Here it gets a little complicated. To define the probability, I need to look at my original assumption. If the taste preferences were really the same, what are the chances of seeing 10 chocolates in a row? The answer is (1/3)^10, or about 1 in 60,000. That’s pretty unlikely, which suggests that my original assumption is probably wrong, and I need to update it to assume a much higher preference for chocolate, which in turn would give us a higher probability of seeing the observed evidence. That update gives us the rear.

This theorem turns out to be extraordinarily powerful. Back to my box example: the first ball I’ve pulled out massively limits the possibilities of what’s inside. If I pull out another ball, this one red and labeled “50,” that further narrows the possibilities—you now know that there are at least two colors of balls, and assuming they’re even numbered in sequence, the total amount is likely to be small (under 100) rather than large (more than a million). Each ball I pull out gives you even more evidence, which you can use to update your prior each time.

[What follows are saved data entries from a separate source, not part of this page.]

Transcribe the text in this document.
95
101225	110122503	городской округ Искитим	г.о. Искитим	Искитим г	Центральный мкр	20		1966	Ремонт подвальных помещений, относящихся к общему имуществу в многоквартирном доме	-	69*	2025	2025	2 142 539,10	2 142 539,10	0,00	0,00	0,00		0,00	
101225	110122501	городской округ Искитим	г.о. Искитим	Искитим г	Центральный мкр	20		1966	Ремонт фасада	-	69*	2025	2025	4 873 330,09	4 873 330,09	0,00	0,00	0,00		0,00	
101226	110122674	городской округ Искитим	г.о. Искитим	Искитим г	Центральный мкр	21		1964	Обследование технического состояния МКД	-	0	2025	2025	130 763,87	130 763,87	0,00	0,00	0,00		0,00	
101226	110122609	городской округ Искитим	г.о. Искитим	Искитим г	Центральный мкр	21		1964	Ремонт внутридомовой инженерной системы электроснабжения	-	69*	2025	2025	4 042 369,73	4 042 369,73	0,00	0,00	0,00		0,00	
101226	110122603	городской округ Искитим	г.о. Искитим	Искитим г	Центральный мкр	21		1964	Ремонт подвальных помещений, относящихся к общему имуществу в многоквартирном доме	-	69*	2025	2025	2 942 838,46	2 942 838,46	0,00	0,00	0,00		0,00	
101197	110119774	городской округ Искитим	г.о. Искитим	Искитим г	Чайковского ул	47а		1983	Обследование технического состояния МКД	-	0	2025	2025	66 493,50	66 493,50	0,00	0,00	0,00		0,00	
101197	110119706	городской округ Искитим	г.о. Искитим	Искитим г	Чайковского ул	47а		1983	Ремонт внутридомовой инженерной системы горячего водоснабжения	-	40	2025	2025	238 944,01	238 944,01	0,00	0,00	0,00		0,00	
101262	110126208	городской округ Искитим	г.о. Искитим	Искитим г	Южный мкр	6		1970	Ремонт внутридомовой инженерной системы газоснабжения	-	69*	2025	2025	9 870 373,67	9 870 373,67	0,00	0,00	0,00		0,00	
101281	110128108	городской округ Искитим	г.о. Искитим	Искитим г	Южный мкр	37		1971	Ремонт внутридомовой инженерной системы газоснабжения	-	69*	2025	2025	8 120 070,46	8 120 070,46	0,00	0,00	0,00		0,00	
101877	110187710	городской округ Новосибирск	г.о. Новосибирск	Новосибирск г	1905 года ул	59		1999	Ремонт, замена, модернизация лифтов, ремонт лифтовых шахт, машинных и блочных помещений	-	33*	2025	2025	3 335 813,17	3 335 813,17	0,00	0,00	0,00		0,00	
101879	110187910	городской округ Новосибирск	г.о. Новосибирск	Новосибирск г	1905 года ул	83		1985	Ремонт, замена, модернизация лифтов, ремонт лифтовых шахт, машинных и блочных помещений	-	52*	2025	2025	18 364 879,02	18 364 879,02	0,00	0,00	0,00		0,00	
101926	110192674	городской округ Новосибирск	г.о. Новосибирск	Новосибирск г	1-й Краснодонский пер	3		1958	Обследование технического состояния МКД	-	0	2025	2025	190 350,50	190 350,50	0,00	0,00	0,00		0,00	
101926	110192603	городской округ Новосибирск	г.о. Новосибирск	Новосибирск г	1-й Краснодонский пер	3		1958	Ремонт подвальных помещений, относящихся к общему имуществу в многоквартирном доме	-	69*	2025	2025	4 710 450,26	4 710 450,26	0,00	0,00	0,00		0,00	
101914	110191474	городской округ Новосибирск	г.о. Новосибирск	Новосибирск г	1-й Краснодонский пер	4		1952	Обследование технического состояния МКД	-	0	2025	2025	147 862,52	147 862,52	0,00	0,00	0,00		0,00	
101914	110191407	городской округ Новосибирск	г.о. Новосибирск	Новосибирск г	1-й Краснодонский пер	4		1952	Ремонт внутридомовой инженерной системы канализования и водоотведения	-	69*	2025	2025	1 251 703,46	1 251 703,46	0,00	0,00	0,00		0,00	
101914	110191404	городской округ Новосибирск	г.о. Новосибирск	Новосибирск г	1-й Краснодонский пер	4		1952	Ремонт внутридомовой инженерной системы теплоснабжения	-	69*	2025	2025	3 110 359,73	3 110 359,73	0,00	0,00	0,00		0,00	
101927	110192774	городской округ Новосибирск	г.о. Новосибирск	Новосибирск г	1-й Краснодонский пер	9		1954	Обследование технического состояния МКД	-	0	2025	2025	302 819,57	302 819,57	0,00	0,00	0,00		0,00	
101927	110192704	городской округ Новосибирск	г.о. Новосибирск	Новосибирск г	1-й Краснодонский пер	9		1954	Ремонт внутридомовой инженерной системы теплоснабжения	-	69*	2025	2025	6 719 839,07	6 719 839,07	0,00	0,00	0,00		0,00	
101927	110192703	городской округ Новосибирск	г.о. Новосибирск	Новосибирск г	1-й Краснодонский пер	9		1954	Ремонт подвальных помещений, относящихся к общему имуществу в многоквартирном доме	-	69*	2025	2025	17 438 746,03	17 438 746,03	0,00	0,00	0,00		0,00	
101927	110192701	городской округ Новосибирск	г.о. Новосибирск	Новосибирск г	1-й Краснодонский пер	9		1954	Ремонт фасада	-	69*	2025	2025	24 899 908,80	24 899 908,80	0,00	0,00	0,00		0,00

One place you may have encountered Bayes’ Theorem without knowing it is your email inbox. The earliest spam filters used Bayesian reasoning, assuming a certain percentage of emails are spam (the prior), and then using emails you and your service provider label as spam (the evidence) in combination with the chance of certain words and phrases appearing in spam emails (the likelihood) to determine which emails are actually spam (the posterior).

Spam filtering illustrates why guessing is not a mathematical trick of boxes, but relevant to the real world. And leveraging these techniques—Fermi estimation and Bayesian reasoning—is more important than ever in the world of pattern-matching AIs like ChatGPT. As I’ve written recently, the way modern AIs are built means they often seek to confirm rather than update or challenge your assumptions, matching existing patterns without fully considering new evidence that doesn’t fit. Don’t let an AI guess wrong for you – learn to do it right yourself.